Dan Hill, a pioneer in using facial coding to create emotional metrics, believes emotions matter. A fellow presenter at the Total Customer Experience Leaders Summit in Boston, Hill reinforced that the experience for a customer is a story—with a plot, tension and conflicts that need to be resolved and rationalized. In order to understand how to make the customer experience mean something to our customers, we must understand the impact of emotions on decision-making—what we feel, think and do as customers.

Medical science has proven that 95 percent of our mental activity is subconscious. Our actions are intuitive and we think more often in images, not words. We feel before we think, and we buy emotionally. In fact, feelings happen five times more quickly than our sensory or rational thinking brain. Our emotional brain sends ten times as much information to our rational brain for processing.

Charles Darwin started the study of human emotions in 1872 with the publication ofThe Expression of the Emotions in Man and Animals. Dr. Paul Ekman in Emotions Revealed identified 43 facial muscles which express universal core emotions including happiness, surprise, disgust, contempt, sadness, anger and fear. Walt Disney was the first person who understood the importance of emotions in business. He leveraged the combination of emotions and the customer experience to create the happiest place on earth.

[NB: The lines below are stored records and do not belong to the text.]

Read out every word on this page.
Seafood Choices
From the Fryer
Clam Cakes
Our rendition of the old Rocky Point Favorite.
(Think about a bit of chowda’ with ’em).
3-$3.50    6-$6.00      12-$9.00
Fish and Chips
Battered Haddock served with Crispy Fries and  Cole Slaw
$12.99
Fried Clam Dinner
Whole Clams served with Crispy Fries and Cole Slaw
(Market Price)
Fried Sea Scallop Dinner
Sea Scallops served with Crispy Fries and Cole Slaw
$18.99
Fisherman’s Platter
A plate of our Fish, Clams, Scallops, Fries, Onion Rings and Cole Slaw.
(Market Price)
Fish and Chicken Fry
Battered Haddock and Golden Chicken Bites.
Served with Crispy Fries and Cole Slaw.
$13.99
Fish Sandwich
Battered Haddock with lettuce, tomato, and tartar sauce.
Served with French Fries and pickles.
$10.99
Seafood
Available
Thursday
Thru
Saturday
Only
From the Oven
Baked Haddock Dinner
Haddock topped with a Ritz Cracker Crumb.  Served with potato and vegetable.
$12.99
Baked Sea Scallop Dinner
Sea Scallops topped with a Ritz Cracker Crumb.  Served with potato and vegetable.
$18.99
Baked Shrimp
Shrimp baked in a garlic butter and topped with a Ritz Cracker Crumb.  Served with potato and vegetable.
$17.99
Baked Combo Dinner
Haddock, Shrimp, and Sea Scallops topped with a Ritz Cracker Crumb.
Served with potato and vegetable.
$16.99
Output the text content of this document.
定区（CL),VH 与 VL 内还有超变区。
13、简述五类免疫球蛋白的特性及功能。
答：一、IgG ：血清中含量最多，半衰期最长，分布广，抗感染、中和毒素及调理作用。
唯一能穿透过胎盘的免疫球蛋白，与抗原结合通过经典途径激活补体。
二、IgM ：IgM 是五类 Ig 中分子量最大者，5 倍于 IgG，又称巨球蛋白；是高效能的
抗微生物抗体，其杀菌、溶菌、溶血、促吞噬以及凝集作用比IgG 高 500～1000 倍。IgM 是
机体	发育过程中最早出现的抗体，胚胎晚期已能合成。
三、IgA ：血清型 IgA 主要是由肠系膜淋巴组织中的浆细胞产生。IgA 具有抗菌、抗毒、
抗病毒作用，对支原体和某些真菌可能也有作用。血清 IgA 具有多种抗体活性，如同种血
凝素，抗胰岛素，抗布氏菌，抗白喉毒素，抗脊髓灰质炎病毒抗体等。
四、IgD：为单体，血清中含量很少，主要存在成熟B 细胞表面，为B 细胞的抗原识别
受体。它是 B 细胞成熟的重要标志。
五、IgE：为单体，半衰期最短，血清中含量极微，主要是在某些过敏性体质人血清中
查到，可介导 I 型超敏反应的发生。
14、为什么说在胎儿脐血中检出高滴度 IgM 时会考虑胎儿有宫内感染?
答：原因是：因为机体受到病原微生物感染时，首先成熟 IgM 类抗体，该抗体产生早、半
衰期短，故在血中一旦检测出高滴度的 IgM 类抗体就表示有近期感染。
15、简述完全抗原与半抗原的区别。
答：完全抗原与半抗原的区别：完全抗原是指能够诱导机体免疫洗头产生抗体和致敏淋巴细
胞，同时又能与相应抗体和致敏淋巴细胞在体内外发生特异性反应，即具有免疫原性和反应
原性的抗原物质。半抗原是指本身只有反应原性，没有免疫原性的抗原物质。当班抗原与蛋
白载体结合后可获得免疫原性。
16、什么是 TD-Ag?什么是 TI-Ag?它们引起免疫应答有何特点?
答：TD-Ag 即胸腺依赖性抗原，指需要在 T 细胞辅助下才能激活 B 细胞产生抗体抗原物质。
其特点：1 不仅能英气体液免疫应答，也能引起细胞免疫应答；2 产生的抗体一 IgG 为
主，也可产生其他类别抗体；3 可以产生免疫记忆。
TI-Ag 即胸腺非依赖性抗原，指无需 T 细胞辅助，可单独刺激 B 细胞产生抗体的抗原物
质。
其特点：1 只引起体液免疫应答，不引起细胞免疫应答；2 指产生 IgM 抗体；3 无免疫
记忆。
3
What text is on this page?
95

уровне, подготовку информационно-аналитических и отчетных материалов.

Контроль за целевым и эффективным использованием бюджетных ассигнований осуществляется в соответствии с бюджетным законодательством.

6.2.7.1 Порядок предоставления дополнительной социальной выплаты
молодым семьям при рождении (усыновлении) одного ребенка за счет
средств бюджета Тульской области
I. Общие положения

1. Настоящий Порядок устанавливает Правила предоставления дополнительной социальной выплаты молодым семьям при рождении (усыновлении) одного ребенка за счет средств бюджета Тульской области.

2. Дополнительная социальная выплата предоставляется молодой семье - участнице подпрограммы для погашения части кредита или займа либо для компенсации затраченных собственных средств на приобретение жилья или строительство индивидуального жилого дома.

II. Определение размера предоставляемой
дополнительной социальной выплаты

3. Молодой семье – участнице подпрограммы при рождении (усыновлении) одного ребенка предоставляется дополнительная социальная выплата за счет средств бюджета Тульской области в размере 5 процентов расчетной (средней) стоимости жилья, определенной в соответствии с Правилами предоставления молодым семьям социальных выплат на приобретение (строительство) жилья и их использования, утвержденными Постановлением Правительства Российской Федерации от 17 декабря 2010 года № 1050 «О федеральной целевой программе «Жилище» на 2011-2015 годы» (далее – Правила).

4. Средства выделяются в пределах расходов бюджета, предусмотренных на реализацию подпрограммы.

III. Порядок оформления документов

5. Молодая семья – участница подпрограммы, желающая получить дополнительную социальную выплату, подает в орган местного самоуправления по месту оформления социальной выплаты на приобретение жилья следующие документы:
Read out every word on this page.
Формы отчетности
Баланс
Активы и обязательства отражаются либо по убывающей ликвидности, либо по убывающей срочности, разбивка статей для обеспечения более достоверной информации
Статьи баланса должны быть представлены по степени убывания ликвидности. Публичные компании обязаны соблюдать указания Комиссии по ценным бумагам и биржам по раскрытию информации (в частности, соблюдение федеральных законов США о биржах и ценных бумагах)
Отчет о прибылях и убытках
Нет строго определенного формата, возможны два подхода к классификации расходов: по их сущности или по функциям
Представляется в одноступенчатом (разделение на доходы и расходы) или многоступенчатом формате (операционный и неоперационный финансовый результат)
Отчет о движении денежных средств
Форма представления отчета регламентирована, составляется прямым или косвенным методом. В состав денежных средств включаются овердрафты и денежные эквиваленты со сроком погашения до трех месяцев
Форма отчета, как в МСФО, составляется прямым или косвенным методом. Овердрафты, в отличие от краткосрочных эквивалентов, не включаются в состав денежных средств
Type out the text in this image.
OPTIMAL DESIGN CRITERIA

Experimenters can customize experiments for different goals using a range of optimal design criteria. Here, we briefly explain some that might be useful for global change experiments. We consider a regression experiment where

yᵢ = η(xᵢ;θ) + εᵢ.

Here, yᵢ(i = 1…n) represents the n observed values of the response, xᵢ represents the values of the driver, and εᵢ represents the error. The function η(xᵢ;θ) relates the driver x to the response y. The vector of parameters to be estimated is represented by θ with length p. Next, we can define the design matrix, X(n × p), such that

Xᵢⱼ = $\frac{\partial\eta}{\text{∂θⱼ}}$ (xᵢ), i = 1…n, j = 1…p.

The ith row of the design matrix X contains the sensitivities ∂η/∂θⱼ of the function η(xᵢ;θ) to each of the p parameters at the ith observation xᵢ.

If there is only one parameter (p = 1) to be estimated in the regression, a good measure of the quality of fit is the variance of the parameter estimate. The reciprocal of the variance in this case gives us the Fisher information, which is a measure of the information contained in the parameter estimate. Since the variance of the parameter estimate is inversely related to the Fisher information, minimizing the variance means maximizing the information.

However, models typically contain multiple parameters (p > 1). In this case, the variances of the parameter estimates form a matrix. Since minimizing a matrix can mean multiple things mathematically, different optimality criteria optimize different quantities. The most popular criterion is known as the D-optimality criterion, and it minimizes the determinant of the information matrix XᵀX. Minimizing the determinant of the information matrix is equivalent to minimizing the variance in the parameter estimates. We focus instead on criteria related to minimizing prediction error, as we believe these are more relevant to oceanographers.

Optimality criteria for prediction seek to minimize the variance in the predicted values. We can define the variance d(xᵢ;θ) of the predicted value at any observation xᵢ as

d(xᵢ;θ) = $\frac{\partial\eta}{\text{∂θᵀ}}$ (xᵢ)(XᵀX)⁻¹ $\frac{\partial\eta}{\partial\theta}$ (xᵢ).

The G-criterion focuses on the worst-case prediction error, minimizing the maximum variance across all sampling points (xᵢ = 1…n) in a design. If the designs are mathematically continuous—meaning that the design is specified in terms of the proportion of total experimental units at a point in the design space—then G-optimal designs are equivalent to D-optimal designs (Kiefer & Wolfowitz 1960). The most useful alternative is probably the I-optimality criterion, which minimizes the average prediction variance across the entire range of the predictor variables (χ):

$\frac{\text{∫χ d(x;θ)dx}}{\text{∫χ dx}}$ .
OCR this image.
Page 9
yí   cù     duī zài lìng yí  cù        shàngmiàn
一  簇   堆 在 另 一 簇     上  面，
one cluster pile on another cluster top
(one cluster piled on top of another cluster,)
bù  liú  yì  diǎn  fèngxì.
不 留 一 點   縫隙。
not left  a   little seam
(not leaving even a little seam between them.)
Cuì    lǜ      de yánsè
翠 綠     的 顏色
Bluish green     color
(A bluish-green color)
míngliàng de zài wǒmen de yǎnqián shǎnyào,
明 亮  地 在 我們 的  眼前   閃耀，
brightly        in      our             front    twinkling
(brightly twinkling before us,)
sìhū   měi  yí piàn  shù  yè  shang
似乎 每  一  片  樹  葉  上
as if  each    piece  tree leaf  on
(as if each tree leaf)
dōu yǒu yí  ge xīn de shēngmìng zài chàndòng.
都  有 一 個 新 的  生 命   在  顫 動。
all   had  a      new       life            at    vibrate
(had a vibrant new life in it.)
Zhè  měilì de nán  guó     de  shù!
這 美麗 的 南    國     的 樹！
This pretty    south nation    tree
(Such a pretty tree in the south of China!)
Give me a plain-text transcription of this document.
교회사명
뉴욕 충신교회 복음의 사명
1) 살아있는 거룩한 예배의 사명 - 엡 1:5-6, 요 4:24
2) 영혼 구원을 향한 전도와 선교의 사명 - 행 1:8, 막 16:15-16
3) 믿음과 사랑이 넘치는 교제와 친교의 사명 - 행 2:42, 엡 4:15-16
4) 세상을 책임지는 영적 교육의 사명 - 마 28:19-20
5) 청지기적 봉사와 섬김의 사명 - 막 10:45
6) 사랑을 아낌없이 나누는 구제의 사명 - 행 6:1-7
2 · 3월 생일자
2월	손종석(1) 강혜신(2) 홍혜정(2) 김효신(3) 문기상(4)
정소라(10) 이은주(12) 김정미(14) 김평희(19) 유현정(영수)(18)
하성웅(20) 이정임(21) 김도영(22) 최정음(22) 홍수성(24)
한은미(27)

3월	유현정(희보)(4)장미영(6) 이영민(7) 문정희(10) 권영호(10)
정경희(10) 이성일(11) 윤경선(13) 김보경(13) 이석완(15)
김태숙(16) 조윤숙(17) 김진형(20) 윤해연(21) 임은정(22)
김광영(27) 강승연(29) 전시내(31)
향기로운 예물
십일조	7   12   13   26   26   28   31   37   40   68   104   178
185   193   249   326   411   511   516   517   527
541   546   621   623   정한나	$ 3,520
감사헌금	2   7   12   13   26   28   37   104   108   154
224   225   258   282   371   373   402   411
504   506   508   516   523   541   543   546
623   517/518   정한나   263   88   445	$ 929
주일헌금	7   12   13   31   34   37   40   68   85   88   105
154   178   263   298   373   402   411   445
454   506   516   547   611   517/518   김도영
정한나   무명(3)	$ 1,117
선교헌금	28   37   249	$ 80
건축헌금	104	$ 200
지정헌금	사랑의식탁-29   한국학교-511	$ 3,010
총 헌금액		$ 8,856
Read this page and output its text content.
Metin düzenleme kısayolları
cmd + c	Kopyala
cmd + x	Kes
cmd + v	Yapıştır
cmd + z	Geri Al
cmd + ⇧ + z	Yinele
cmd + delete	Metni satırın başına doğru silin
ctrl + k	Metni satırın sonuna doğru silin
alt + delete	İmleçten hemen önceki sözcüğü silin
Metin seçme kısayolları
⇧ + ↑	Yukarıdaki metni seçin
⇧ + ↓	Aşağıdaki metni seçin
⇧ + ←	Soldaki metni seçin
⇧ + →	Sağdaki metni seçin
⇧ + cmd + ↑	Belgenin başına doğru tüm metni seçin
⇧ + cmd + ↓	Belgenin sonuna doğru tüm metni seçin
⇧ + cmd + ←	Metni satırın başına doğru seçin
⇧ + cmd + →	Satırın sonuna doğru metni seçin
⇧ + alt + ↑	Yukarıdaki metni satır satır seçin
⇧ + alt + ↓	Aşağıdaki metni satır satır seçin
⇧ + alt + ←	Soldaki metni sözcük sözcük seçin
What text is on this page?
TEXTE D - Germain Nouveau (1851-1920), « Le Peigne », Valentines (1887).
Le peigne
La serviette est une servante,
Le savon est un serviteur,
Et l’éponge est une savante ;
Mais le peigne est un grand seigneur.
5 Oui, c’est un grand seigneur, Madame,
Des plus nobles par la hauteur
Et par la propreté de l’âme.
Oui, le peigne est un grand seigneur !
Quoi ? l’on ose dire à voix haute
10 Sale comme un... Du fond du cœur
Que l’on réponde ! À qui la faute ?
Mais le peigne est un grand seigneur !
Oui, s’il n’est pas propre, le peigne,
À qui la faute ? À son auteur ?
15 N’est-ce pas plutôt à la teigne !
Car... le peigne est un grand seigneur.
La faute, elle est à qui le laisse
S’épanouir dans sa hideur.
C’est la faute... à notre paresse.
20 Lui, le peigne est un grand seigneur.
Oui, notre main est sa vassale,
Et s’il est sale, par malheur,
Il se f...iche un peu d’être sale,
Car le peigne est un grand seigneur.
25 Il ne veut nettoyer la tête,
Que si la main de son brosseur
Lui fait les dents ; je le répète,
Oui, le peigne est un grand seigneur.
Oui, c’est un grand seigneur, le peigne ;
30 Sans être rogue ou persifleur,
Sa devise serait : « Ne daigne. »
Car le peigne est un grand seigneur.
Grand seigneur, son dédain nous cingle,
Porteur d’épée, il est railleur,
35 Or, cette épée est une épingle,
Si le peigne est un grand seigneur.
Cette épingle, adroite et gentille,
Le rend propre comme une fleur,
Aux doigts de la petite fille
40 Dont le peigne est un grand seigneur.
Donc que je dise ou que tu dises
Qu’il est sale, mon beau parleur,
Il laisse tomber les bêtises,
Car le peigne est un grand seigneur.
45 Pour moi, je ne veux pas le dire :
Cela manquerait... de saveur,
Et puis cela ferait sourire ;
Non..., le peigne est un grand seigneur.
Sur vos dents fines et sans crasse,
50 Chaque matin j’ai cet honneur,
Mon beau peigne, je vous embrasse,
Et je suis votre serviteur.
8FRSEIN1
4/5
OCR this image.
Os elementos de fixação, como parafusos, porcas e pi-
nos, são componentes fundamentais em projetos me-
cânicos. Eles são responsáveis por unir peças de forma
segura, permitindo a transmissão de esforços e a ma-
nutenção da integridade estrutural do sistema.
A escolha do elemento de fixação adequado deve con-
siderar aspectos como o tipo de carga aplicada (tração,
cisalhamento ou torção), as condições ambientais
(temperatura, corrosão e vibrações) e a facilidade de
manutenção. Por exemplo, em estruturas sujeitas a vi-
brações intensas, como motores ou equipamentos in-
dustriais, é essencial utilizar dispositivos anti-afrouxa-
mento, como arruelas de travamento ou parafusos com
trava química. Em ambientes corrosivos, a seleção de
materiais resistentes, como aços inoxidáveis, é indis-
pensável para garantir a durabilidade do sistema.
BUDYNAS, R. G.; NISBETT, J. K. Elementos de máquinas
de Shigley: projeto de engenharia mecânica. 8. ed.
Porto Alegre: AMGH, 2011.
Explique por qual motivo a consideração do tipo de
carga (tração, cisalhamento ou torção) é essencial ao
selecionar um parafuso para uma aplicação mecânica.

By recognizing and understanding the impact of emotions on the customer experience, companies can design more emotive marketing campaigns which have proven to be more successful than advertisements based on rational thinking.

The future of marketing will be centred on ensuring our messages are “on emotion”. Emotional appeal advertising messages are highly effective helping to create the story about the experience. Rolf Jenson, author of The Dream Society wrote “the story is the product—the rest is just production”.